Le point de vue de Carol est l’élément central du film. Lors de la première sortie de sa soeur et de son petit ami, une immense solitude l’envahit. Un énorme travail sur le son va permettre au spectateur de se mettre dans son environnement : les voix amplifiées entendues dans le couloir de son immeuble, le tic-tac incessant des horloges (un autre motif récurrent du film pour évoquer cette solitude), le bruit de la rue. Elle veut écouter un vinyle et se résorbe lorsque le réalisateur montre lenvironnement de la pièce où elle se trouve. Un pano-travelling dans le petit salon nous présente les objets de son quotidien et la caméra s’attarde déjà sur une photo de famille qui est peut-être un élément clé pour comprendre le personnage central. Le fondu au noir nous amène au réveil de la jeune femme durant la nuit dans sa chambre, le tic-tac de l’horloge est accompagné cette fois par des soupirs et des gémissements de sa soeur qui fait l’amour avec Michael. Cette scène plutôt courte semble interminable par ces sons redondants et par un travelling arrière qui isole encore plus Carol dans sa chambre.
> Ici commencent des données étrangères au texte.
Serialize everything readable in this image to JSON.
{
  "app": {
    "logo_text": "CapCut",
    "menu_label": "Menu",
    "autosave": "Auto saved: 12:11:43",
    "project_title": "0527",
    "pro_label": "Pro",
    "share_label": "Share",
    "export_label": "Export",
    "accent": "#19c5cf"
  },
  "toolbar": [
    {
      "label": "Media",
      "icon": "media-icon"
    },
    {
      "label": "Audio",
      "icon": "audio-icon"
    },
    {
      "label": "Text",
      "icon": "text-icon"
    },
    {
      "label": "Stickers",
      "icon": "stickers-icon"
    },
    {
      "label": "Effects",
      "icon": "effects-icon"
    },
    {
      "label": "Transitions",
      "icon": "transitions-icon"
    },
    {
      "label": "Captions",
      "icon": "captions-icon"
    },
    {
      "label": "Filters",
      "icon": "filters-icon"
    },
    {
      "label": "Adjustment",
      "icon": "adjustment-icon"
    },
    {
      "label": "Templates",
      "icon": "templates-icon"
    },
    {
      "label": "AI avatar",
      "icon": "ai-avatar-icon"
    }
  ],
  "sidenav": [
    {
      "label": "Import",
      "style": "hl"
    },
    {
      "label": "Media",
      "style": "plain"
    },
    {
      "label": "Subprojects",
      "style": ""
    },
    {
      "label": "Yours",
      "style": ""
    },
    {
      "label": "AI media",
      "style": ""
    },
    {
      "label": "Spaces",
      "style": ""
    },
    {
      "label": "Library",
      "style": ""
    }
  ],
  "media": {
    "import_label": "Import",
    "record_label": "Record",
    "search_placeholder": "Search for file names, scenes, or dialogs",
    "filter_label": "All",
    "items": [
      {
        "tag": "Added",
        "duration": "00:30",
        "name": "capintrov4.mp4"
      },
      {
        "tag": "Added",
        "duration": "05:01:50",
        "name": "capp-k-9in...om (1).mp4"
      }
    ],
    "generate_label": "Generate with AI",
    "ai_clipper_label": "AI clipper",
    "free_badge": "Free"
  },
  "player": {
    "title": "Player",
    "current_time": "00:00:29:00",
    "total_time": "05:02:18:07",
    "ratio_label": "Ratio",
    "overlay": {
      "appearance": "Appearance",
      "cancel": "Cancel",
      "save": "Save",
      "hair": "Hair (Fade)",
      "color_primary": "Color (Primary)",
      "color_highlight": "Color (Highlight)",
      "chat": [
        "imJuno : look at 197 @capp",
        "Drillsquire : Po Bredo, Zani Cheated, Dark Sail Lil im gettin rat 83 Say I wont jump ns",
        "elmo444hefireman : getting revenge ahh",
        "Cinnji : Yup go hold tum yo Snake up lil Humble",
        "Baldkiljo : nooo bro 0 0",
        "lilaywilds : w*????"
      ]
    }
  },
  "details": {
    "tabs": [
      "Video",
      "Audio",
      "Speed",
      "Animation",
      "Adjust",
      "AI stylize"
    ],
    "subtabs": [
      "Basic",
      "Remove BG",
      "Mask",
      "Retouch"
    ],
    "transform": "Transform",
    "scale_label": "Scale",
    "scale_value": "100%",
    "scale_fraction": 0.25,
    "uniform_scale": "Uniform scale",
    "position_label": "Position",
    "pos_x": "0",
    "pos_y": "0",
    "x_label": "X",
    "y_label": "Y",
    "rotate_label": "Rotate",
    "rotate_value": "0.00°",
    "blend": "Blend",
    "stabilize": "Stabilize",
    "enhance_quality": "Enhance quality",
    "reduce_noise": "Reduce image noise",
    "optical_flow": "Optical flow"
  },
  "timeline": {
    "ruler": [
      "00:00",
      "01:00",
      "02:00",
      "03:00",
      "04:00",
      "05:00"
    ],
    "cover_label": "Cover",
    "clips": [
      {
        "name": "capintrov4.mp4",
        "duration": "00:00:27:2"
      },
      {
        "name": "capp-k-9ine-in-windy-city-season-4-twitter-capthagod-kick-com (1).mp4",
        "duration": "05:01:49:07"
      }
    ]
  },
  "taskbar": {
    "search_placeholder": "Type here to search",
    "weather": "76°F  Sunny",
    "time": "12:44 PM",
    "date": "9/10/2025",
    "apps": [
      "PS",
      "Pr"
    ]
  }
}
Cette alternance entre les scènes extérieures et intérieures rend encore plus évident le glissement de ce personnage sombrant dans la folie. La fissure découverte dans la rue par Carol va la renvoyer à ses propres blessures personnelles qu’elle va imaginer sur les murs de son propre appartement par la suite ; et à partir de ce moment, elle va rejeter définitivement Colin. Cette découverte s’accompagne de la présence d’un groupe de joueurs de cuillères qui réapparaîtra une fois dans le film : ce motif qui représente la vie et l’extérieur contraste avec les sons répétitifs entendus par Carol dans son appartement.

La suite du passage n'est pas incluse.